Di sebuah sekolah di Chicago bahkan sekarang diterapkan metode The Power of Yet. Seseorang bukan gagal, tapi diberlakukan kategori ”belum mahir”. Ya , tidak ada lagi angka merah atau nilai buruk. Yang ada hanya kata ”belum” saja. Tapi berapa banyak yang sudah paham tentang cara belajar baru yang percaya bahwa ilmu itu terus berkembang dan pengetahuan manusia pun bisa berubah, diperbaharui dan beradaptasi?
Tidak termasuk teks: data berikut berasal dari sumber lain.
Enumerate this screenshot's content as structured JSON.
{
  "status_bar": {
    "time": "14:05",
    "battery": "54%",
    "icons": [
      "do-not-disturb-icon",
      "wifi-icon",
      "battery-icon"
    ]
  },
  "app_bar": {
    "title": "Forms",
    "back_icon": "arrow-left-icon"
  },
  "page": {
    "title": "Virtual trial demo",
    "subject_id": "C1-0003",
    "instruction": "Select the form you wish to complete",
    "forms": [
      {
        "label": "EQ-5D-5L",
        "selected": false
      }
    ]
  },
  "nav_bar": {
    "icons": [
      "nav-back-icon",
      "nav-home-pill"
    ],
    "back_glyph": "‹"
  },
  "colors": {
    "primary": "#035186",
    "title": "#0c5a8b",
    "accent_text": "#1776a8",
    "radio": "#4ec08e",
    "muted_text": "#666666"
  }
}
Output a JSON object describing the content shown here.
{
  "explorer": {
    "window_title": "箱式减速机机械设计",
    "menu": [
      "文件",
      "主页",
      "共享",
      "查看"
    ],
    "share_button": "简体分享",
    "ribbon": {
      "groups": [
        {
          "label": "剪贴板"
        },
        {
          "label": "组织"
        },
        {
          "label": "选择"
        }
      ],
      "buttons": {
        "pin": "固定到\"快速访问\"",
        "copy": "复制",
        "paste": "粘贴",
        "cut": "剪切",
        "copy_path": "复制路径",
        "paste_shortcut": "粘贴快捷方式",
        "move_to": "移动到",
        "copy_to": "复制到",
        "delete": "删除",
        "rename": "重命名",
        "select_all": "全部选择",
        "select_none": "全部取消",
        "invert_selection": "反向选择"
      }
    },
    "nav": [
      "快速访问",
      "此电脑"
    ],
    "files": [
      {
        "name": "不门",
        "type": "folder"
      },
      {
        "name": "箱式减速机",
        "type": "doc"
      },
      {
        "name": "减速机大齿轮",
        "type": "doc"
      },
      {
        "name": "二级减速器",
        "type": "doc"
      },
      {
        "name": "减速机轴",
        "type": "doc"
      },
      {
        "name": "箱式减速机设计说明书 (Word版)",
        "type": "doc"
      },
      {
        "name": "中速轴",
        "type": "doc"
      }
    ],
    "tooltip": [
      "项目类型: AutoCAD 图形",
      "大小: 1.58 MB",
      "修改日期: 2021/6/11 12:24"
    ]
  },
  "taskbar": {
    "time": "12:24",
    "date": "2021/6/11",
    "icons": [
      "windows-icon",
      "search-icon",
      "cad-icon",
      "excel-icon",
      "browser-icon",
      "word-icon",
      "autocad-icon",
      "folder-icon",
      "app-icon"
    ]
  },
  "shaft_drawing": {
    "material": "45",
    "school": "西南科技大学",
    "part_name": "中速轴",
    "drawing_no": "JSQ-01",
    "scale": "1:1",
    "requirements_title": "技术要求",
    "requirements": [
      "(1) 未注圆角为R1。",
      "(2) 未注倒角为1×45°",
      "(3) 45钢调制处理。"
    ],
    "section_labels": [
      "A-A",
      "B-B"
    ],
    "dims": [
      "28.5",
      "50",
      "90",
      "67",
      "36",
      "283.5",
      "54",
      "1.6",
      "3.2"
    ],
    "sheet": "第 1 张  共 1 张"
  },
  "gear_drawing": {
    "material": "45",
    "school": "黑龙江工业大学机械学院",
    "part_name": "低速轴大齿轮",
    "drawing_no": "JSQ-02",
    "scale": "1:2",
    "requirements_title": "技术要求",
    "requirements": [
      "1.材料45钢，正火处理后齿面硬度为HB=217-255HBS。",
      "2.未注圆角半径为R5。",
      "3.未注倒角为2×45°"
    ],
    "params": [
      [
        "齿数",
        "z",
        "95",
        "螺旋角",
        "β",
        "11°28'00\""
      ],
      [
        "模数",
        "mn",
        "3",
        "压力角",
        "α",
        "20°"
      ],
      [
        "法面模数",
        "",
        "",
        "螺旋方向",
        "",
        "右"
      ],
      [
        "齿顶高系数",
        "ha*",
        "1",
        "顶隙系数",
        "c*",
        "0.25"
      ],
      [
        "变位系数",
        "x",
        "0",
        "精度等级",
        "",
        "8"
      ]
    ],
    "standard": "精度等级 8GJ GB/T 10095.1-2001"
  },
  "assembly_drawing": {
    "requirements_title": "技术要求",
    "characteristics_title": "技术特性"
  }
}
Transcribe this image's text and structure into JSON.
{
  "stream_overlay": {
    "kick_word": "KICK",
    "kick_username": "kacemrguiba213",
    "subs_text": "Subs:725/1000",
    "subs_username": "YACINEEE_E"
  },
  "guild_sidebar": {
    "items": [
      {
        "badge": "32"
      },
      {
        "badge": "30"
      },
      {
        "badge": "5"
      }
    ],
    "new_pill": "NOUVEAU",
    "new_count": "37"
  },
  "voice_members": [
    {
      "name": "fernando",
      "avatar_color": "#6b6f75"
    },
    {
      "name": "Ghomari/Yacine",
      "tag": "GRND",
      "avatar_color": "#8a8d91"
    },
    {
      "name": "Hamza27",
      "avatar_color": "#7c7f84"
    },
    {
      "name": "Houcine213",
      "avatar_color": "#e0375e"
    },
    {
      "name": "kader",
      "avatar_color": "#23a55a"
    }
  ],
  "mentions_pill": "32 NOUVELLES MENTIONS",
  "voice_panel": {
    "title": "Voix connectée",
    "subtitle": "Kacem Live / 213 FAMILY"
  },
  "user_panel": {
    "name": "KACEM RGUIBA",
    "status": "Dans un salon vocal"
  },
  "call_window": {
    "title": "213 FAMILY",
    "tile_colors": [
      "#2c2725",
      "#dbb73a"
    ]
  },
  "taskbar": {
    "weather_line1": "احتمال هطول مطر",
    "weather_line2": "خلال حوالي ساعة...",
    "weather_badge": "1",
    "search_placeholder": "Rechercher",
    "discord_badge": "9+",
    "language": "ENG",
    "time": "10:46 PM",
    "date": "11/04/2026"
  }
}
Dulu masyarakat Romawi berpegang pada pendapat Claudius Ptolomeus, seorang astronom yang juga ahli geografi, bahwa Bumi adalah pusat tata surya (geosentris). Jadi, matahari dan planet-planetlah yang berputar mengelilingi bumi. Lalu, datanglah Nicolaus Copernicus, juga seorang astronom. Ia mementahkan pendapat Ptolomeus. Kata Copernicus, mataharilah yang menjadi pusat tatasurya, dan bumi serta planet-planet lainnya bergerak mengelilingi matahari (heliocentric ).

Kala itu pendapat Copernicus terbilang sangat revolusioner dan bertentangan dengan keyakinan yang berkembang di masyarakat. Akibat pendapatnya tersebut, Copernicus dikucilkan oleh penguasa dan masyarakat. Buku-bukunya tak boleh beredar. Sekarang kita semua tahu pendapat mana yang benar. Tambahan lagi, dunia pendidikan kita ternyata juga tidak egaliter.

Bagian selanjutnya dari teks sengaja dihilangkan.